Normalize's default transforms via deps-walk

Downloads

41

Readme

Walker Transforms

NPM version Build status Test coverage Dependency Status License Downloads Gittip

For documentation, go to https://normalize.github.io/api.html#transforms.

Adding Transforms

Feel free to add transforms as long as they transform would be used by a lot of people. In other words, please don't add transform for your brand new templating system.

Transforms here are a little odd due to the weird upstream/downstream nature of the middleware as well as the additional responsibilities transforms have, specifically handling dependencies. If you don't know what you're doing, add a lot of tests and debug() statements!

Please lazy-load all external modules unless they're very small. This will help with faster initial load times as well as not throw if the end user doesn't have it installed. Also, your underlying transform library should not be included in dependencies and instead devDependencies.

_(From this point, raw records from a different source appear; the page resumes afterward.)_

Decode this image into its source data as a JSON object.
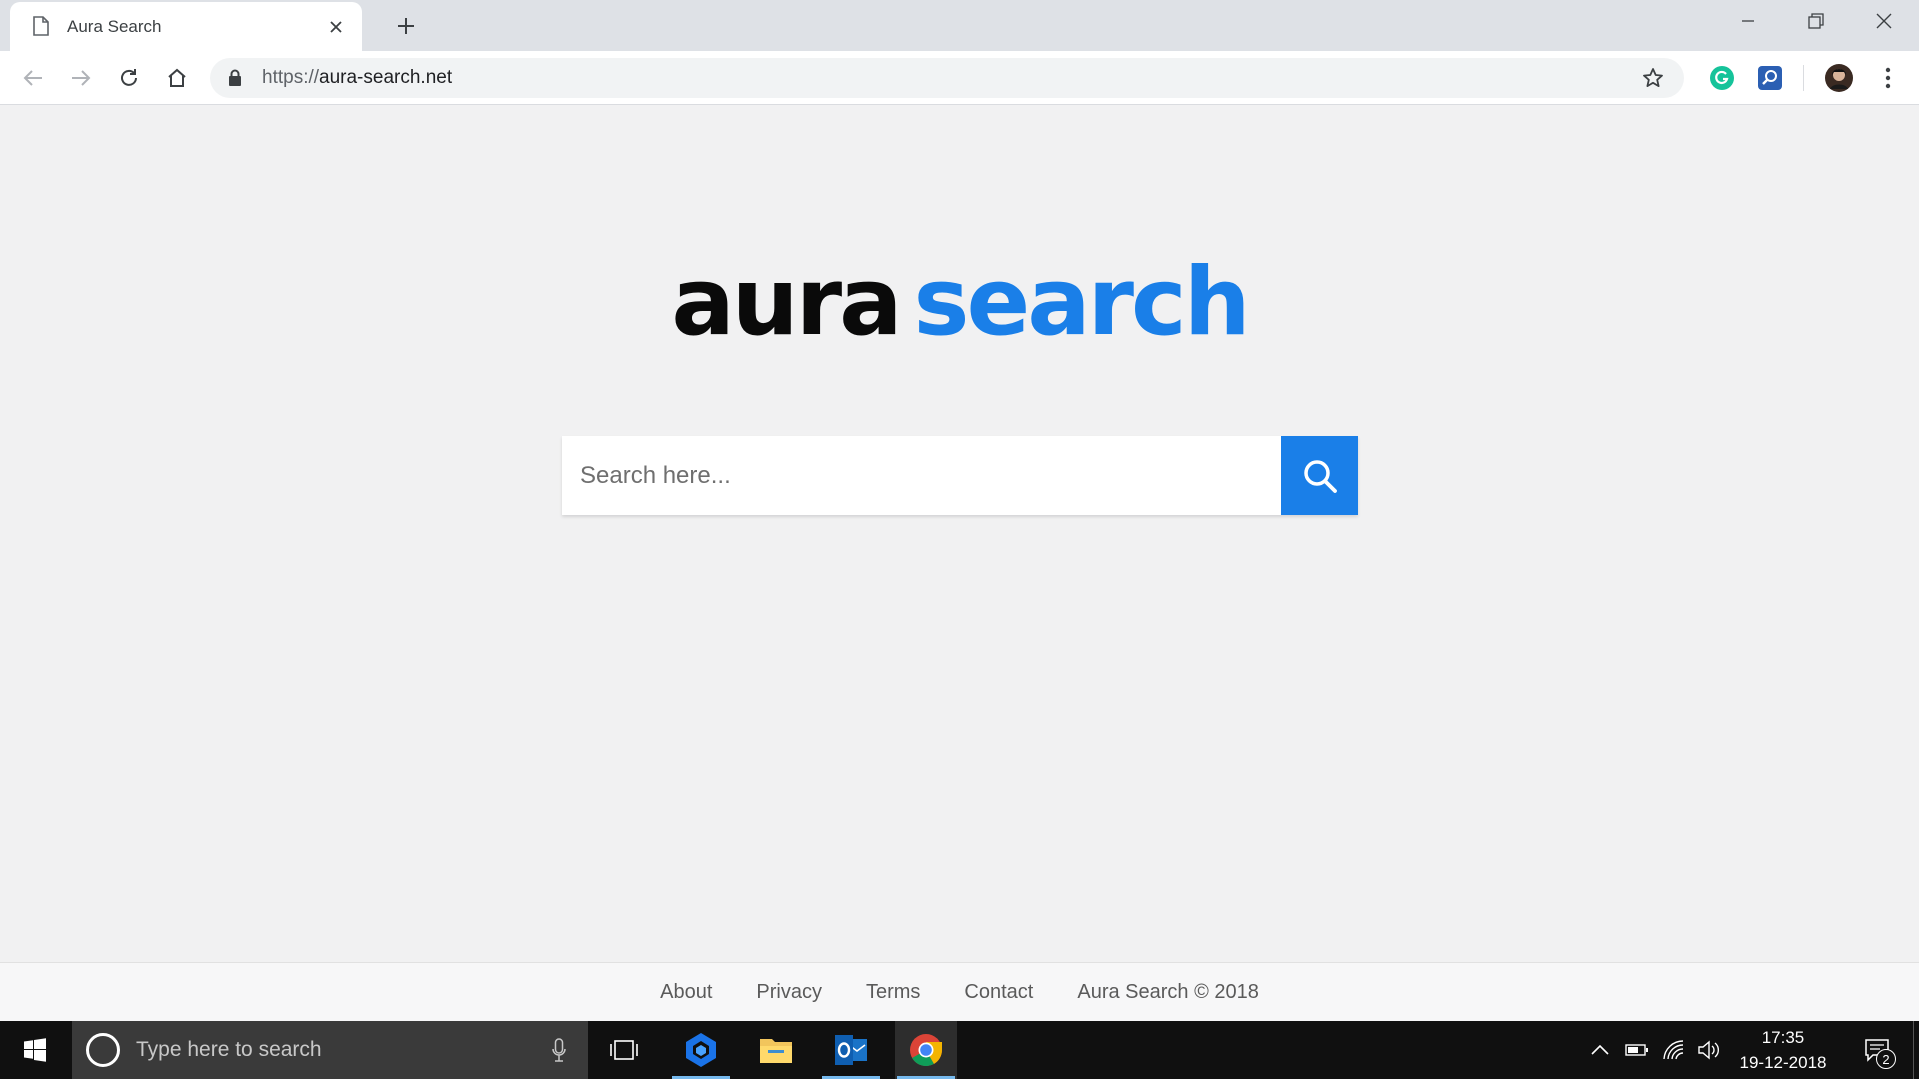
{
  "browser": {
    "tab": {
      "title": "Aura Search"
    },
    "url": {
      "scheme": "https://",
      "host": "aura-search.net"
    }
  },
  "page": {
    "logo": {
      "word1": "aura",
      "word2": "search"
    },
    "search": {
      "placeholder": "Search here..."
    },
    "footer": {
      "links": [
        "About",
        "Privacy",
        "Terms",
        "Contact"
      ],
      "copyright": "Aura Search © 2018"
    }
  },
  "taskbar": {
    "search_placeholder": "Type here to search",
    "time": "17:35",
    "date": "19-12-2018",
    "notification_count": "2"
  },
  "colors": {
    "brand_blue": "#1a7fe8",
    "page_bg": "#f1f1f2",
    "taskbar_bg": "#101010"
  },
  "icons": [
    "page-icon",
    "close-icon",
    "plus-icon",
    "minimize-icon",
    "restore-icon",
    "back-icon",
    "forward-icon",
    "reload-icon",
    "home-icon",
    "lock-icon",
    "star-icon",
    "grammarly-icon",
    "extension-search-icon",
    "avatar",
    "kebab-menu-icon",
    "search-icon",
    "windows-icon",
    "cortana-icon",
    "mic-icon",
    "task-view-icon",
    "app-icon",
    "folder-icon",
    "outlook-icon",
    "chrome-icon",
    "chevron-up-icon",
    "battery-icon",
    "wifi-icon",
    "volume-icon",
    "notification-icon"
  ]
}
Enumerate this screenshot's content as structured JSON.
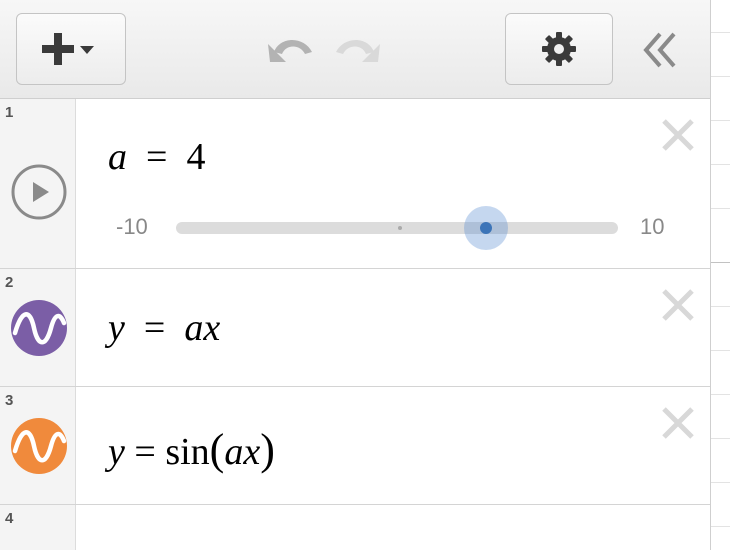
{
  "toolbar": {
    "add_button": "add-expression",
    "undo": "undo",
    "redo": "redo",
    "settings": "settings",
    "collapse": "collapse-list"
  },
  "colors": {
    "curve_purple": "#7b5ea6",
    "curve_orange": "#f08a3c",
    "slider_thumb": "#3c74b8"
  },
  "expressions": [
    {
      "number": "1",
      "lhs": "a",
      "eq": "=",
      "rhs": "4",
      "slider": {
        "min": "-10",
        "max": "10",
        "value": 4
      }
    },
    {
      "number": "2",
      "lhs": "y",
      "eq": "=",
      "rhs": "ax",
      "color": "purple"
    },
    {
      "number": "3",
      "lhs": "y",
      "eq": "=",
      "func": "sin",
      "open": "(",
      "arg": "ax",
      "close": ")",
      "color": "orange"
    },
    {
      "number": "4"
    }
  ]
}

Creating Custom Transforms

You might want to add your own transforms. Feel free to fork this and use it as a replacement for nlz(1) or your app. You may either fork and use your fork as a git dependency in your app:

{
  "devDependencies": {
    "nlz": "1",
    "normalize-transforms": "jonathanong/transforms.js"
  }
}

Or you may publish it as a separate package and reference it in your .nlzrc:

{
  "devDependencies": {
    "nlz": "1",
    "my-custom-transforms": "1"
  }
}

.nlzrc:

{
  "transform": "my-custom-transforms"
}

When creating your own custom transform as your own package, you don't have to fork this repository. Instead, you can use this repository as a dependency and bundle all the exported transforms like the exported transform() function: https://github.com/normalize/transforms.js/blob/master/lib/index.js

Caveat: if your transform function is a local file, prefix it with ./ so that nlz knows that it's a local file. It will be resolved against process.cwd().